Raspberry Crepe with Lemon Sauce
Course:
Brunch, Breakfast, Dessert
Cuisine:
French
Yield:
Serves: 4
Time:
Prep Time: 15 mins., Cook Time: 15 mins.
INGREDIENTS:
Crepes:
- 1 tablespoon sugar
- ½ teaspoon baking powder
- ½ teaspoon salt
- 2 cups half and half
- ½ teaspoon vanilla flavoring
- 3 eggs
- 2 tablespoons melted butter
- Raspberry pie filling
Lemon Sauce:
- 1 tablespoon cornstarcH
- 1/8 teaspoon salt
- 1 cup water
- 1 tablespoon butter
- 1 tablespoon grated lemon peel
- 2 tablespoons lemon juice
DIRECTIONS:
Crepes:
- Mix ingredients together.
- Spray or lightly butter a crepe pan, preheating it.
- Pour about 1/3 cup batter onto the hot pan, spreading it to the edges with a rotating motion.

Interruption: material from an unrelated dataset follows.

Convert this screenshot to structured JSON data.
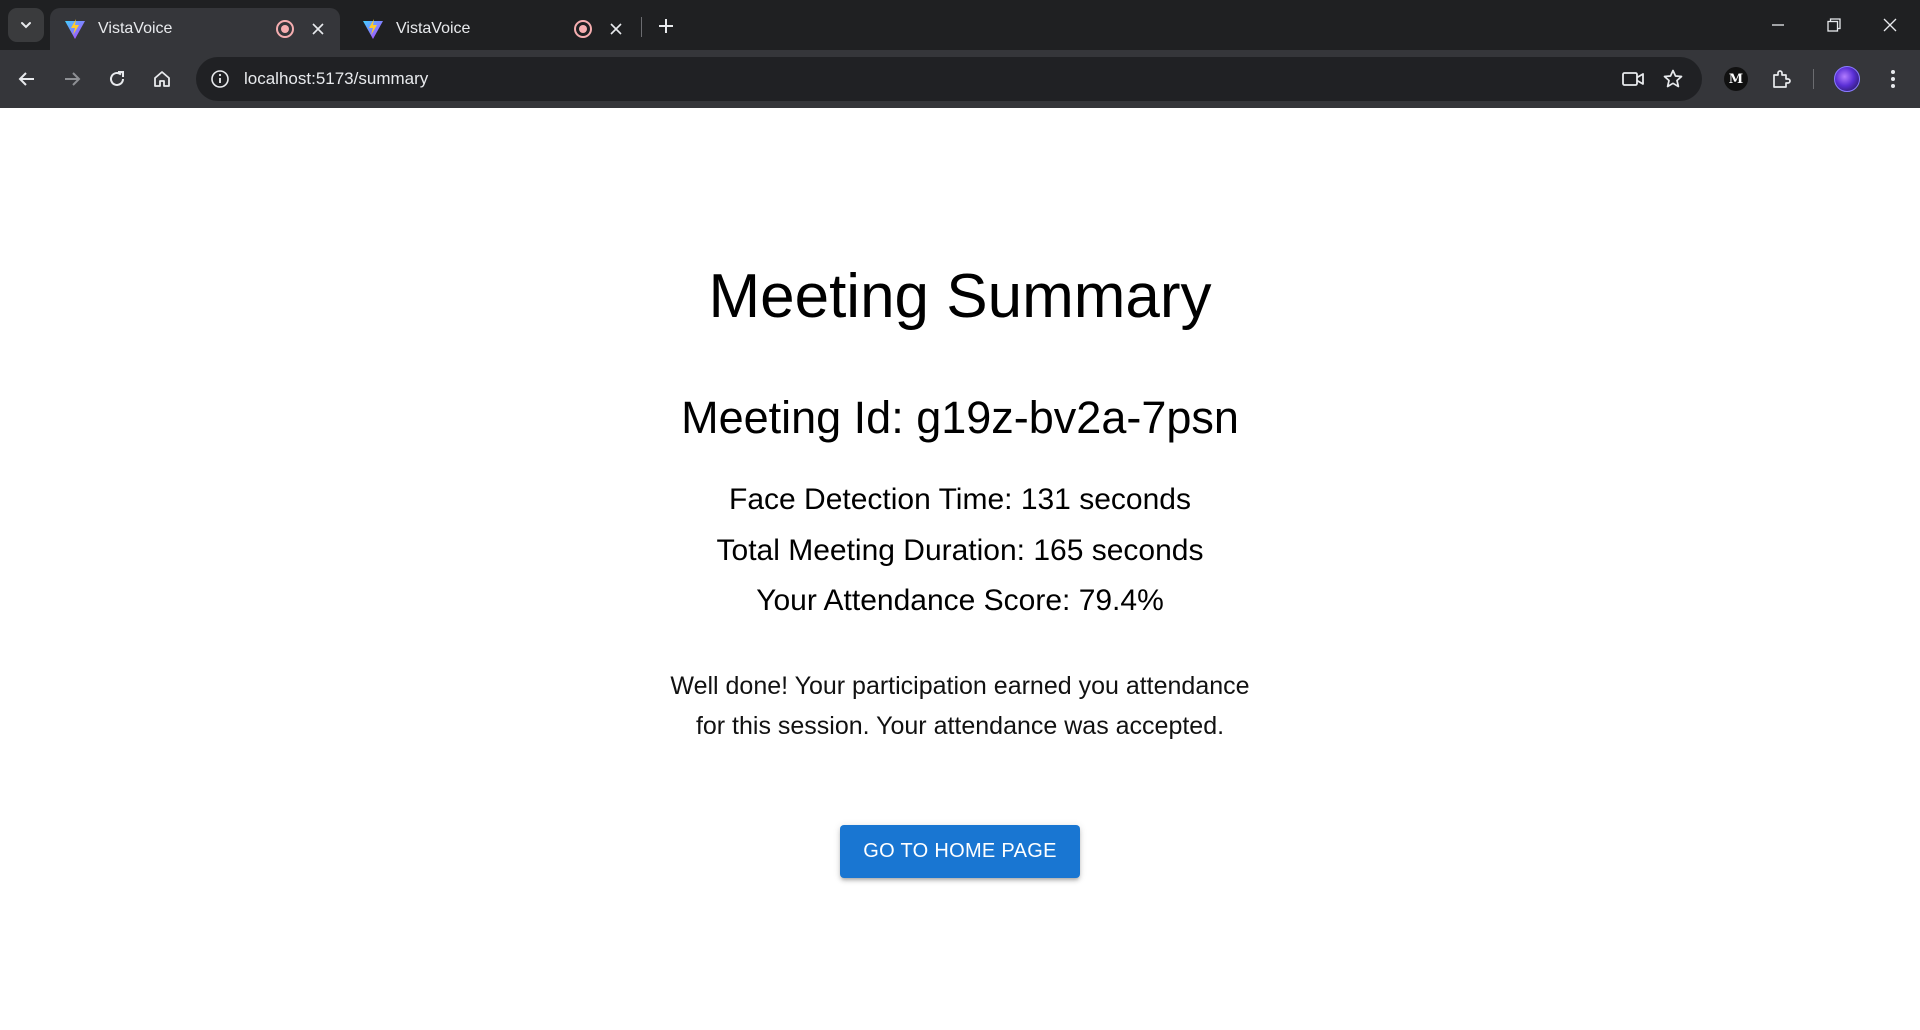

- Cook until bottom is light brown and bubbles appear on top.
- Turn carefully and cook other side until light brown.
- Remove to plate, then fill with your choice of filling, roll, and cover with sauce. For this recipe, we used raspberry pie filling.
Lemon Sauce:
- Cook sugar, cornstarch, salt and water to boiling.
- Add butter, lemon peel and lemon juice.
- Keep warm until ready to pour over crepe and serve or reheat.